Tremori, vampate, cambi d'umore, perfino uno strano tremito irrazionale che spinge il corpo a brividi frequenti. Un atteggiamento infantile, incontentabile per qualsivoglia circostanza. Si nasconde la stanchezza dietro la voglia di fare, dietro quella di amare e costruire. Si torna indietro, alla nascita primordiale dell'io, alla creazione stessa della persona, per rinascere; reincarnarsi in un ulteriore corpo e vivere ancora d'esperienza.

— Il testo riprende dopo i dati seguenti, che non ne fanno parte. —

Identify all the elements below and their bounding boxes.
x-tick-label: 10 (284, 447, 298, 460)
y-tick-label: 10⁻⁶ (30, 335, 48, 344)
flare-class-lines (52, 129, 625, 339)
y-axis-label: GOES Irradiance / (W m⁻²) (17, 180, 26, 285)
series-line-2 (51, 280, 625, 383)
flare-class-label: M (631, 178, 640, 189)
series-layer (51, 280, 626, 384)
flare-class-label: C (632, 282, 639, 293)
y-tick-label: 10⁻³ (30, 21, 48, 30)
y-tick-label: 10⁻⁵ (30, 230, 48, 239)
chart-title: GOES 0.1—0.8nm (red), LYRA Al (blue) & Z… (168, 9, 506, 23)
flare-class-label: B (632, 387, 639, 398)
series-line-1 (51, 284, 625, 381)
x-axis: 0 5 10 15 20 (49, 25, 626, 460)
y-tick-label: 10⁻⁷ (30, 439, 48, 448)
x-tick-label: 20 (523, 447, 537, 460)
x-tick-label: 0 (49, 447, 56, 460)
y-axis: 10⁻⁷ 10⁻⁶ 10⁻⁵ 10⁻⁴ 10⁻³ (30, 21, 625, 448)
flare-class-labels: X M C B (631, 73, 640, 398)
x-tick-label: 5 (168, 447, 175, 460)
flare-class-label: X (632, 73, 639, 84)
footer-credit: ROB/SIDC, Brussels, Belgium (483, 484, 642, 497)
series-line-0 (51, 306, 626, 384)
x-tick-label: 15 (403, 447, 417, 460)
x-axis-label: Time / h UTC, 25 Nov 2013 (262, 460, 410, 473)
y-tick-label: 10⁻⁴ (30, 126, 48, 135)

Taehyung da innamorato si atteggiava come un bambino. Saltellava di ritorno dallo studio verso casa.

Coconut Grove non era mai stata così lontana, ma quella distanza era colmata dal suo passeggiare assorto. Stampato sulle labbra, un sorriso ebete; quella smorfia gli si creava da sola, involontaria, perché il suo pensiero fisso e constante era solo uno.

Jeongguk.

Si svegliava la mattina, e pensava a lui. Andava al lavoro, e pensava a lui.

Che fosse al suo studio, o alla collaborazione dei fratelli Kim, pensava a Jeongguk; e di tanto in tanto chi gli passava di fianco, chi si soffermasse ad osservarlo, notava quel sorriso all'apparenza insipido, stupido. Per Taehyung, al contrario, significava la vittoria netta sulla sua apatia.

Passava giornate colorate dalla voce di Jeongguk. Quella testolina bionda, che si scrollava la salsedine, e la brezza calda del mare dai fili platinati; i suoi occhi neri, profondi, e le sue labbra sottili, ma gonfie di passione per lui.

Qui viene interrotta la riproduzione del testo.